Podstawowym argumentem mającym przemawiać za odwołaniem prezesów była negatywna ocena sprawności postępowań w podlegających im sądach. Rada podkreśla, że zasadniczą przyczyną zaległości pojawiających się obecnie w sądach jest postawa Ministra Sprawiedliwości, który wbrew swojemu ustawowemu obowiązkowi, nie obwieszcza o wolnych stanowiskach sędziowskich. W ten sposób Minister Sprawiedliwości uniemożliwia obsadzanie stanowisk sędziowskich, zwalniających się w sądach w związku z przejściem sędziów w stan spoczynku, śmiercią lub zrzeczeniem się urzędu. - W 2017 r. Minister Sprawiedliwości nie wydał żadnego obwieszczenia o wolnym stanowisku sędziowskim, a ostatnie takie obwieszczenie pochodzi z 11 października 2016 r. – podaje KRS. Skoro zatem Minister Sprawiedliwości nie organizuje naboru na stanowiska sędziowskie, to biorąc pod uwagę utrzymujący się poziom wpływu nowych spraw do sądów i zwalnianie się stanowisk sędziowskich, to wzrost zaległości w rozpatrywaniu spraw przez sądy – w ocenie Rady – nie powinien obciążać prezesa sądu, lecz Ministra Sprawiedliwości. Okoliczność ta wpływa również na odpowiedzialność Skarbu Państwa związaną z wypłatą odszkodowań za przewlekłe prowadzenie spraw sądowych. Nie bez znaczenia jest również rosnąca liczba sędziów odsuwanych od pracy orzeczniczej w celu pełnienia czynności administracyjnych w Ministerstwie Sprawiedliwości.
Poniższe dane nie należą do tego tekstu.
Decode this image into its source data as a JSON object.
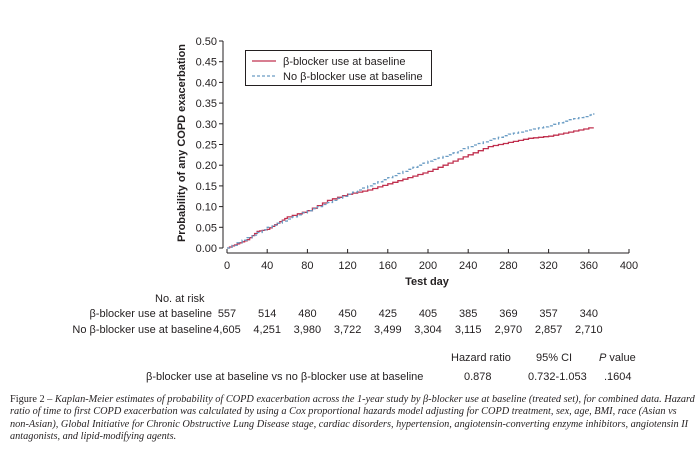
{
  "chart_data": {
    "type": "line",
    "title": "",
    "xlabel": "Test day",
    "ylabel": "Probability of any COPD exacerbation",
    "xlim": [
      0,
      400
    ],
    "ylim": [
      0,
      0.5
    ],
    "x_ticks": [
      0,
      40,
      80,
      120,
      160,
      200,
      240,
      280,
      320,
      360,
      400
    ],
    "x_tick_labels": [
      "0",
      "40",
      "80",
      "120",
      "160",
      "200",
      "240",
      "280",
      "320",
      "360",
      "400"
    ],
    "y_ticks": [
      0,
      0.05,
      0.1,
      0.15,
      0.2,
      0.25,
      0.3,
      0.35,
      0.4,
      0.45,
      0.5
    ],
    "y_tick_labels": [
      "0.00",
      "0.05",
      "0.10",
      "0.15",
      "0.20",
      "0.25",
      "0.30",
      "0.35",
      "0.40",
      "0.45",
      "0.50"
    ],
    "grid": false,
    "legend_position": "top-left",
    "series": [
      {
        "name": "β-blocker use at baseline",
        "color": "#c0304f",
        "style": "solid-step",
        "x": [
          0,
          10,
          20,
          30,
          40,
          50,
          60,
          80,
          100,
          120,
          140,
          160,
          180,
          200,
          220,
          240,
          260,
          280,
          300,
          320,
          340,
          360,
          365
        ],
        "y": [
          0,
          0.01,
          0.02,
          0.04,
          0.045,
          0.06,
          0.075,
          0.09,
          0.115,
          0.13,
          0.14,
          0.155,
          0.17,
          0.185,
          0.205,
          0.225,
          0.245,
          0.255,
          0.265,
          0.27,
          0.28,
          0.29,
          0.29
        ]
      },
      {
        "name": "No β-blocker use at baseline",
        "color": "#6a9cc4",
        "style": "dashed-step",
        "x": [
          0,
          20,
          40,
          60,
          80,
          100,
          120,
          140,
          160,
          180,
          200,
          220,
          240,
          260,
          280,
          300,
          320,
          340,
          360,
          365
        ],
        "y": [
          0,
          0.025,
          0.05,
          0.07,
          0.09,
          0.11,
          0.13,
          0.15,
          0.17,
          0.19,
          0.21,
          0.225,
          0.245,
          0.26,
          0.275,
          0.285,
          0.295,
          0.31,
          0.32,
          0.325
        ]
      }
    ]
  },
  "risk_table": {
    "heading": "No. at risk",
    "days": [
      0,
      40,
      80,
      120,
      160,
      200,
      240,
      280,
      320,
      360
    ],
    "rows": [
      {
        "label": "β-blocker use at baseline",
        "values": [
          "557",
          "514",
          "480",
          "450",
          "425",
          "405",
          "385",
          "369",
          "357",
          "340"
        ]
      },
      {
        "label": "No β-blocker use at baseline",
        "values": [
          "4,605",
          "4,251",
          "3,980",
          "3,722",
          "3,499",
          "3,304",
          "3,115",
          "2,970",
          "2,857",
          "2,710"
        ]
      }
    ]
  },
  "hazard": {
    "headers": {
      "hr": "Hazard ratio",
      "ci": "95% CI",
      "p_italic": "P",
      "p_rest": " value"
    },
    "comparison": "β-blocker use at baseline vs no β-blocker use at baseline",
    "hr": "0.878",
    "ci": "0.732-1.053",
    "p": ".1604"
  },
  "caption": {
    "figure_label": "Figure 2 – ",
    "text": "Kaplan-Meier estimates of probability of COPD exacerbation across the 1-year study by β-blocker use at baseline (treated set), for combined data. Hazard ratio of time to first COPD exacerbation was calculated by using a Cox proportional hazards model adjusting for COPD treatment, sex, age, BMI, race (Asian vs non-Asian), Global Initiative for Chronic Obstructive Lung Disease stage, cardiac disorders, hypertension, angiotensin-converting enzyme inhibitors, angiotensin II antagonists, and lipid-modifying agents."
  }
}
Krajowa Rada Sądownictwa zwraca ponadto uwagę na wątpliwości związane z trybem odwołania prezesów i wiceprezesów sądów, dotyczących zwłaszcza wydawania decyzji w tym zakresie nie przez Ministra Sprawiedliwości, ale przez podsekretarza stanu w Ministerstwie Sprawiedliwości. W ocenie Rady, art. 9aa ustawy – Prawo o ustroju sądów powszechnych nie znajduje bowiem zastosowania do czynności podejmowanych na podstawie innych ustaw, w tym ww. ustawy z dnia 12 lipca 2017 r.
KRS podkreśla, że odwoływanie prezesów sądów ze skutkiem natychmiastowym oraz jednoczesne odwoływanie prezesa i wiceprezesa tego samego sądu uniemożliwia sprawne przekazanie obowiązków ich następcom i zagraża sprawnemu funkcjonowaniu sądów. Rada zwraca ponadto uwagę, że wbrew podstawowym zasadom funkcjonowania urzędów państwowych, informacje o odwołaniu prezesów i wiceprezesów sądów są przekazywane faxem, a odwoływani sędziowie nie otrzymują oryginałów decyzji o odwołaniu. – Co więcej, niejednokrotnie odwołanie następowało jeszcze przed doręczeniem odwoływanemu sędziemu jakiejkolwiek informacji w tym zakresie, co zagraża stabilności pracy sądu – zauważa Rada.